The working environment has changed considerably in recent years and with it the managing of employee’s. Offices are reducing in size as more employees are encouraged to work from home. Equally, the growing freelancing industry has spawned a new breed of remote teams businesses can call on as and when required.
The benefits of running and managing remote teams are numerous. Employers can reduce their office overheads while employees enjoy the flexibility of more dynamic working hours and the end of participating in the rat run. As a result, productivity increases, costs are reduced and the perils of reaching burnout are consigned to the history books.
How to successfully manage a remote team
Managing remote teams isn’t without its challenges, and if you’re a company director considering mobilising the workforce, we’ve got 8 tips for how to do so successfully.
1. Set the ground rules
Remote staff are rarely seen, but that doesn’t mean they can get away scot-free. In order to maximise productivity and ensure there is no disconnect between remote and on-site staff, it is important you establish ground rules.
Drawing up working times and the periods during which remote staff must be contactable should be one of your first steps.
2. Put the right communication tools in place
Successful businesses communicate effectively. Poor communication can kill morale and, ultimately, drive any company into the ground.
The good news is that with remote teams, communication really is no different to when you’re all in-house – you just need the right tools. Email and telephone will prove useful, but they’re nothing like the new breed of instant messaging services. Try Slack for size. It has even managed to replace email for many businesses.
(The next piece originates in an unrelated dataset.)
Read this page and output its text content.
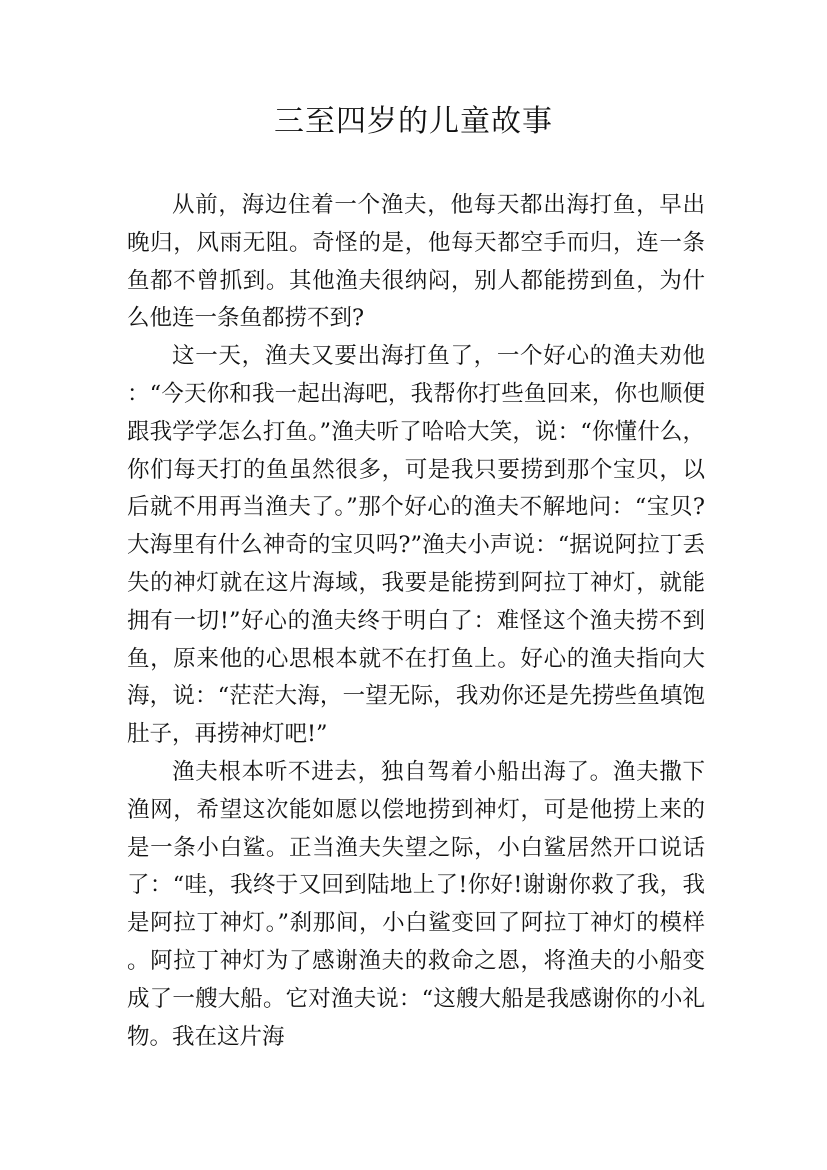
三至四岁的儿童故事

从前，海边住着一个渔夫，他每天都出海打鱼，早出晚归，风雨无阻。奇怪的是，他每天都空手而归，连一条鱼都不曾抓到。其他渔夫很纳闷，别人都能捞到鱼，为什么他连一条鱼都捞不到?

这一天，渔夫又要出海打鱼了，一个好心的渔夫劝他：“今天你和我一起出海吧，我帮你打些鱼回来，你也顺便跟我学学怎么打鱼。”渔夫听了哈哈大笑，说：“你懂什么，你们每天打的鱼虽然很多，可是我只要捞到那个宝贝，以后就不用再当渔夫了。”那个好心的渔夫不解地问：“宝贝?大海里有什么神奇的宝贝吗?”渔夫小声说：“据说阿拉丁丢失的神灯就在这片海域，我要是能捞到阿拉丁神灯，就能拥有一切!”好心的渔夫终于明白了：难怪这个渔夫捞不到鱼，原来他的心思根本就不在打鱼上。好心的渔夫指向大海，说：“茫茫大海，一望无际，我劝你还是先捞些鱼填饱肚子，再捞神灯吧!”

渔夫根本听不进去，独自驾着小船出海了。渔夫撒下渔网，希望这次能如愿以偿地捞到神灯，可是他捞上来的是一条小白鲨。正当渔夫失望之际，小白鲨居然开口说话了：“哇，我终于又回到陆地上了!你好!谢谢你救了我，我是阿拉丁神灯。”刹那间，小白鲨变回了阿拉丁神灯的模样。阿拉丁神灯为了感谢渔夫的救命之恩，将渔夫的小船变成了一艘大船。它对渔夫说：“这艘大船是我感谢你的小礼物。我在这片海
3. Implement a project management system
Handling projects via email simply isn’t effective and is even less so when you have a remote team. Instead, you should use software designed to help every member of the team contribute to a project and do their bit, no matter where they are. Trello remains one of the best examples of such a tool.
4. Use screen sharing
If your team is located offsite, members can’t simply pop into your office to show you something on their laptop, so it is vital that you have access to screen sharing. Most operating systems like Windows have the ability to do this out of the box, so little to no investment will be required.
5. Collaborate on documents
The need for expensive document servers is lessening thanks to services like Dropbox and Google Docs providing low-cost alternatives for document sharing and collaboration. Most will allow multiple users to view, edit and comment on documents and spreadsheets and are therefore brilliant tools for remote workers.
6. Monitor productivity and hours worked
As noted in tip 1, the ground rules for remote teams are essential if the process is to work effectively, so ensure you monitor the output of your team and keep tabs on the hours worked. You don’t have to be ‘big brother’, but as someone at the top of the business, you need to ensure you’re getting what you expect from the remote team.
7. Allow a degree of flexibility
If your remote team works primarily from home, it makes sense to offer a degree of flexibility when it comes to working hours. Depending on the nature of your business, if they are able to start work early in order to finish early, or vice-versa, let them do just that. It works both ways; in return, they should deliver their absolute best work, on time, every time.
8. Review the setup every quarter
As a director of the business, you’ll want to know that the remote working arrangements are effective. Equally, those people making up the remote teams need to be given an opportunity to air their feelings about how it is going. Hold quarterly meetings with them in order to iron out any potential issues or roadblocks.
Get it right, and running remote teams can have a seismic impact on the performance and output of your business. Use the tips above to create remote teams that are productive, engaged and highly cost-effective.